Models
Build a Two-Model Workflow with a Fast Model and a Reasoning Model
Combine a small fast model and a stronger reasoning model to balance speed, cost, and quality.

Build a Two-Model Workflow with a Fast Model and a Reasoning Model
A two-model setup is one of the most practical ways to improve local AI without overbuying hardware. Use a fast model for routine tasks and a stronger model for the prompts that need deeper reasoning or cleaner writing.
Decide what each model should do
Fast models are ideal for classification, extraction, short rewrites, and quick drafts. Reasoning-oriented models are better for planning, synthesis, and difficult instructions.
For model selection guidance, read How to Choose the Right Local Model Size.
Route the work deliberately
Do not send everything to the big model. That wastes time and makes the system feel slower than it needs to be. Use the fast model by default, then escalate when the task is ambiguous or high-value.
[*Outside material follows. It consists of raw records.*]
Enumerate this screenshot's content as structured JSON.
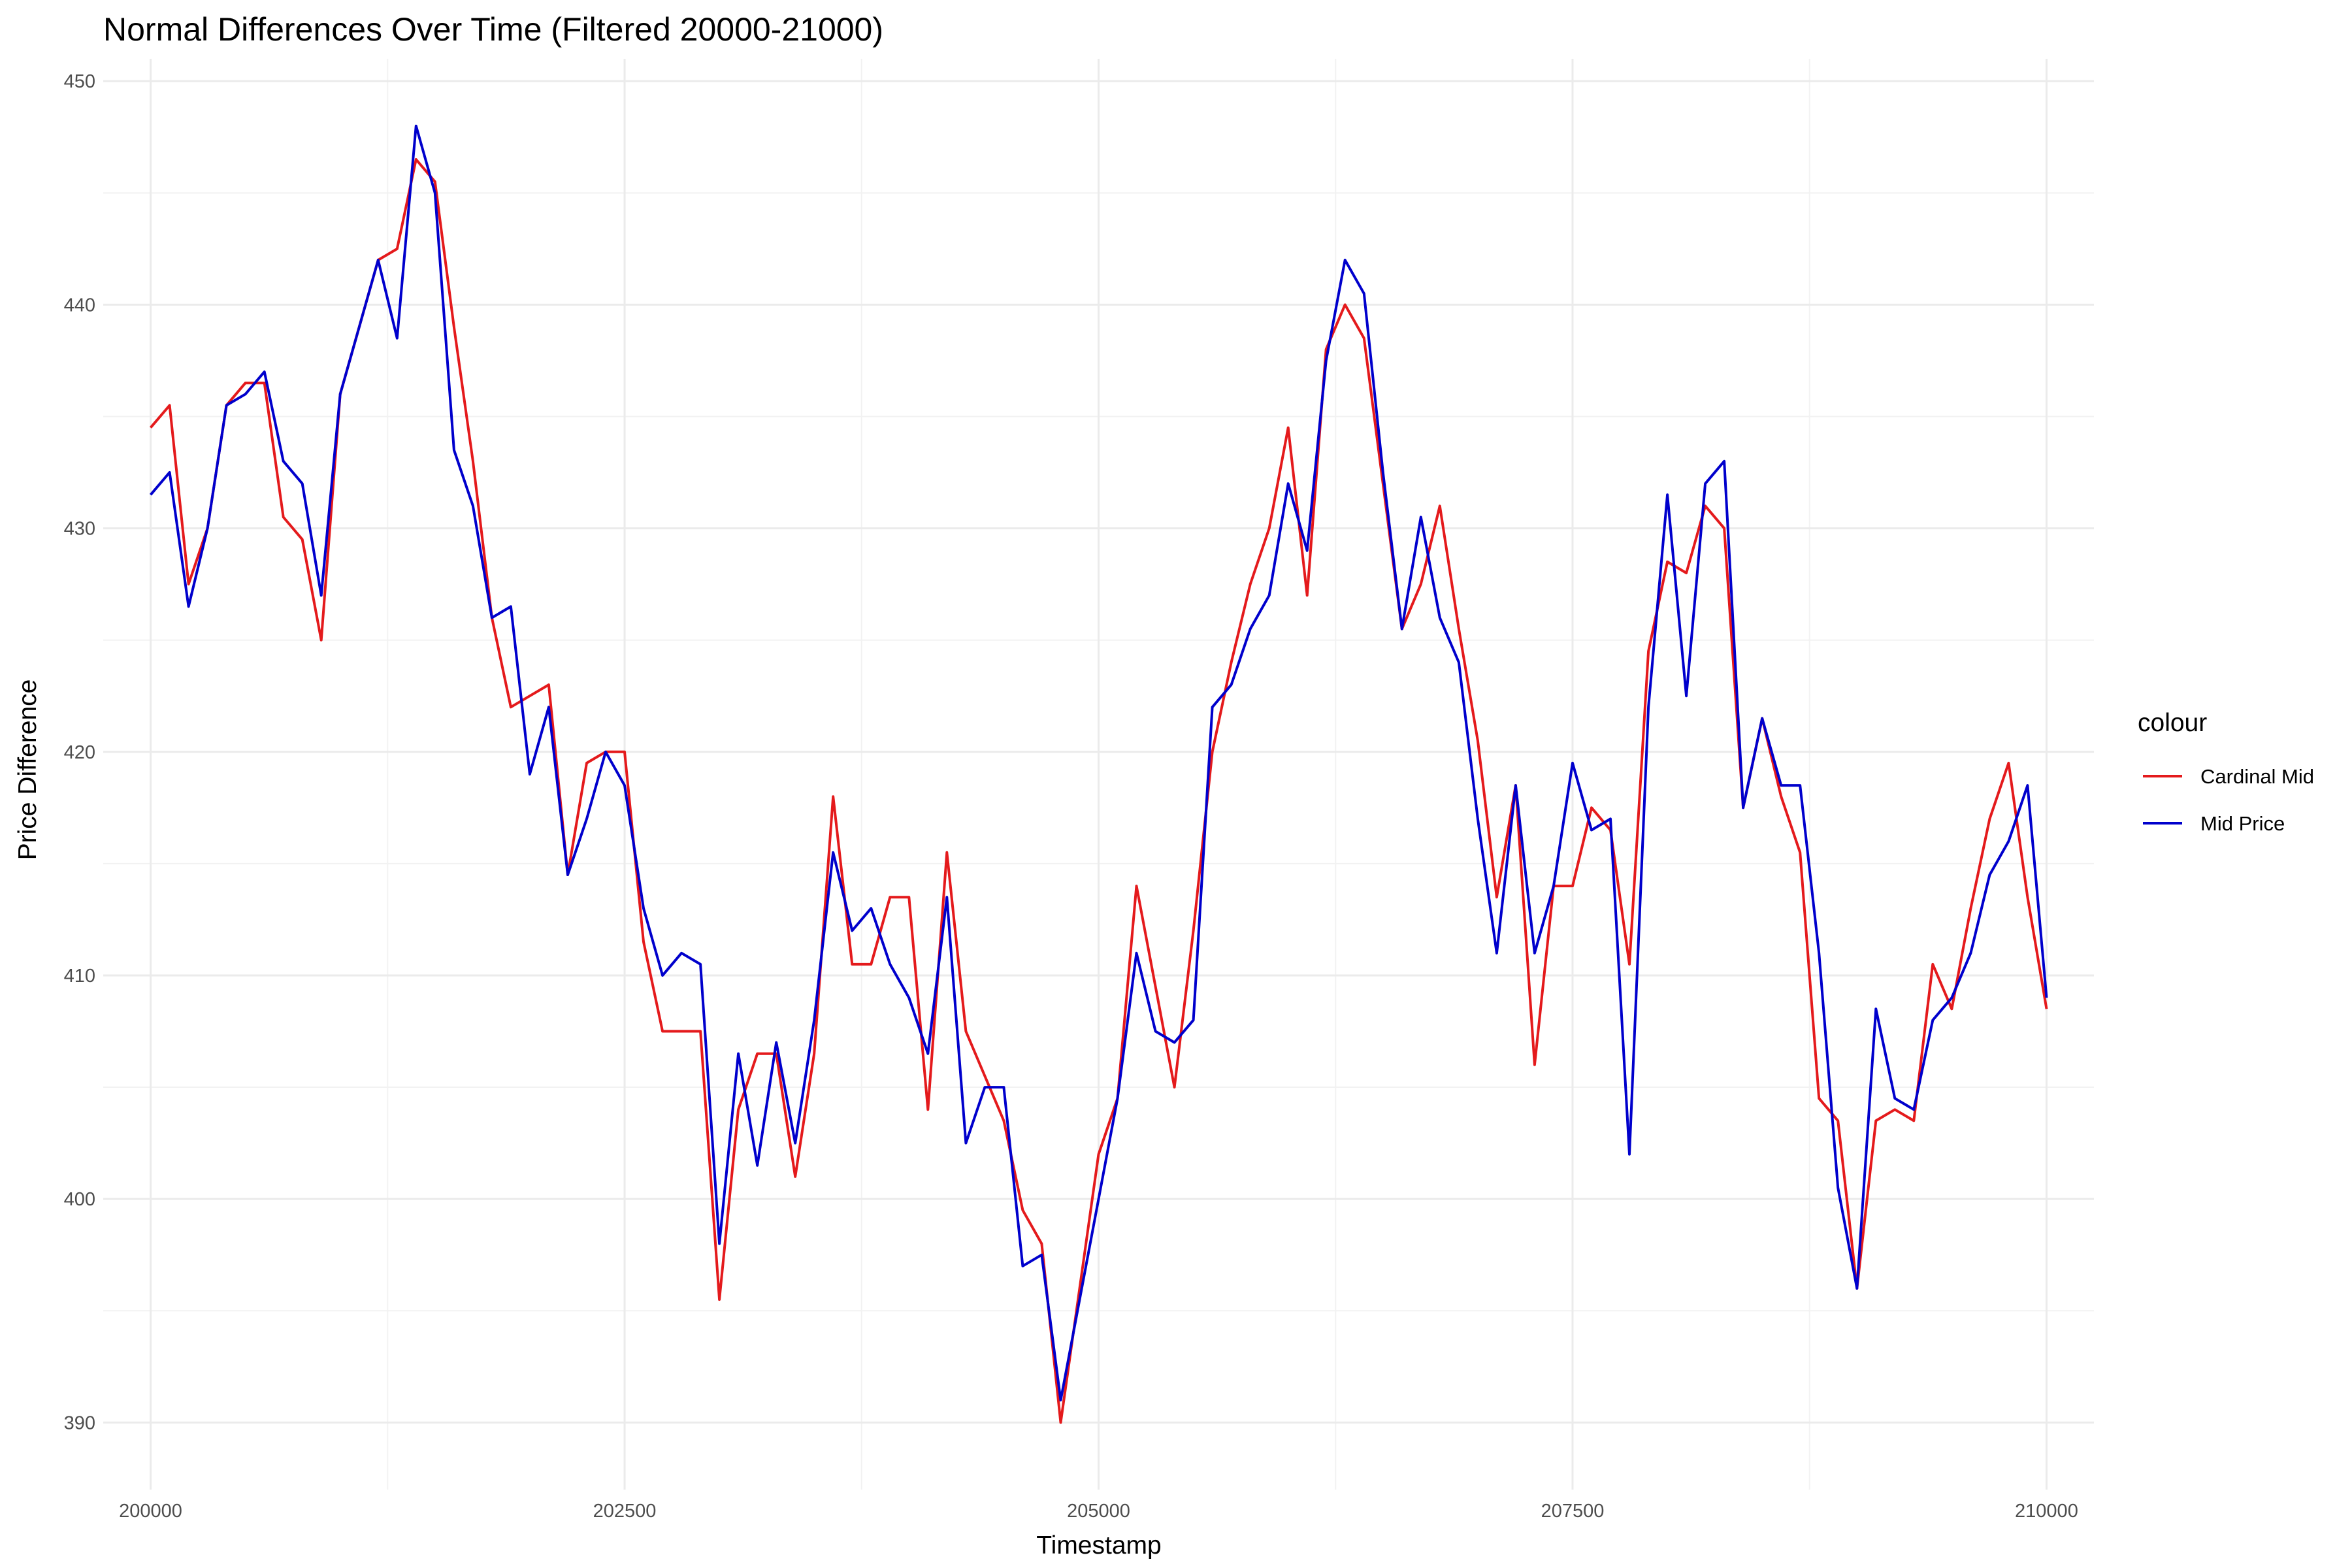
{
  "chart_data": {
    "type": "line",
    "title": "Normal Differences Over Time (Filtered 20000-21000)",
    "xlabel": "Timestamp",
    "ylabel": "Price Difference",
    "xlim": [
      199750,
      210250
    ],
    "ylim": [
      387,
      451
    ],
    "x_ticks": [
      200000,
      202500,
      205000,
      207500,
      210000
    ],
    "x_tick_labels": [
      "200000",
      "202500",
      "205000",
      "207500",
      "210000"
    ],
    "y_ticks": [
      390,
      400,
      410,
      420,
      430,
      440,
      450
    ],
    "y_tick_labels": [
      "390",
      "400",
      "410",
      "420",
      "430",
      "440",
      "450"
    ],
    "grid": true,
    "legend": {
      "title": "colour",
      "position": "right"
    },
    "x": [
      200000,
      200100,
      200200,
      200300,
      200400,
      200500,
      200600,
      200700,
      200800,
      200900,
      201000,
      201100,
      201200,
      201300,
      201400,
      201500,
      201600,
      201700,
      201800,
      201900,
      202000,
      202100,
      202200,
      202300,
      202400,
      202500,
      202600,
      202700,
      202800,
      202900,
      203000,
      203100,
      203200,
      203300,
      203400,
      203500,
      203600,
      203700,
      203800,
      203900,
      204000,
      204100,
      204200,
      204300,
      204400,
      204500,
      204600,
      204700,
      204800,
      204900,
      205000,
      205100,
      205200,
      205300,
      205400,
      205500,
      205600,
      205700,
      205800,
      205900,
      206000,
      206100,
      206200,
      206300,
      206400,
      206500,
      206600,
      206700,
      206800,
      206900,
      207000,
      207100,
      207200,
      207300,
      207400,
      207500,
      207600,
      207700,
      207800,
      207900,
      208000,
      208100,
      208200,
      208300,
      208400,
      208500,
      208600,
      208700,
      208800,
      208900,
      209000,
      209100,
      209200,
      209300,
      209400,
      209500,
      209600,
      209700,
      209800,
      209900,
      210000
    ],
    "series": [
      {
        "name": "Cardinal Mid",
        "color": "#e41a1c",
        "values": [
          434.5,
          435.5,
          427.5,
          430,
          435.5,
          436.5,
          436.5,
          430.5,
          429.5,
          425,
          436,
          439,
          442,
          442.5,
          446.5,
          445.5,
          439,
          433,
          426,
          422,
          422.5,
          423,
          414.5,
          419.5,
          420,
          420,
          411.5,
          407.5,
          407.5,
          407.5,
          395.5,
          404,
          406.5,
          406.5,
          401,
          406.5,
          418,
          410.5,
          410.5,
          413.5,
          413.5,
          404,
          415.5,
          407.5,
          405.5,
          403.5,
          399.5,
          398,
          390,
          396,
          402,
          404.5,
          414,
          409.5,
          405,
          412,
          420,
          424,
          427.5,
          430,
          434.5,
          427,
          438,
          440,
          438.5,
          432,
          425.5,
          427.5,
          431,
          425.5,
          420.5,
          413.5,
          418.5,
          406,
          414,
          414,
          417.5,
          416.5,
          410.5,
          424.5,
          428.5,
          428,
          431,
          430,
          417.5,
          421.5,
          418,
          415.5,
          404.5,
          403.5,
          396,
          403.5,
          404,
          403.5,
          410.5,
          408.5,
          413,
          417,
          419.5,
          413.5,
          408.5
        ]
      },
      {
        "name": "Mid Price",
        "color": "#0000cc",
        "values": [
          431.5,
          432.5,
          426.5,
          430,
          435.5,
          436,
          437,
          433,
          432,
          427,
          436,
          439,
          442,
          438.5,
          448,
          445,
          433.5,
          431,
          426,
          426.5,
          419,
          422,
          414.5,
          417,
          420,
          418.5,
          413,
          410,
          411,
          410.5,
          398,
          406.5,
          401.5,
          407,
          402.5,
          408,
          415.5,
          412,
          413,
          410.5,
          409,
          406.5,
          413.5,
          402.5,
          405,
          405,
          397,
          397.5,
          391,
          395.5,
          400,
          404.5,
          411,
          407.5,
          407,
          408,
          422,
          423,
          425.5,
          427,
          432,
          429,
          437.5,
          442,
          440.5,
          432.5,
          425.5,
          430.5,
          426,
          424,
          417,
          411,
          418.5,
          411,
          414,
          419.5,
          416.5,
          417,
          402,
          422,
          431.5,
          422.5,
          432,
          433,
          417.5,
          421.5,
          418.5,
          418.5,
          411,
          400.5,
          396,
          408.5,
          404.5,
          404,
          408,
          409,
          411,
          414.5,
          416,
          418.5,
          409
        ]
      }
    ]
  }
}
Add a simple decision rule
If the prompt is short and the answer is structured, use the fast model. If the task needs deeper analysis, long context, or careful wording, use the reasoning model.
Measure the difference
Test both models on the same prompts and compare latency, cost, and output quality. That gives you a practical routing policy instead of a guess.
See How to Benchmark Local AI Performance Properly for a more systematic approach.
Conclusion
A two-model workflow gives you a strong default experience without forcing every request through the most expensive or slowest option. It is a simple design that scales well.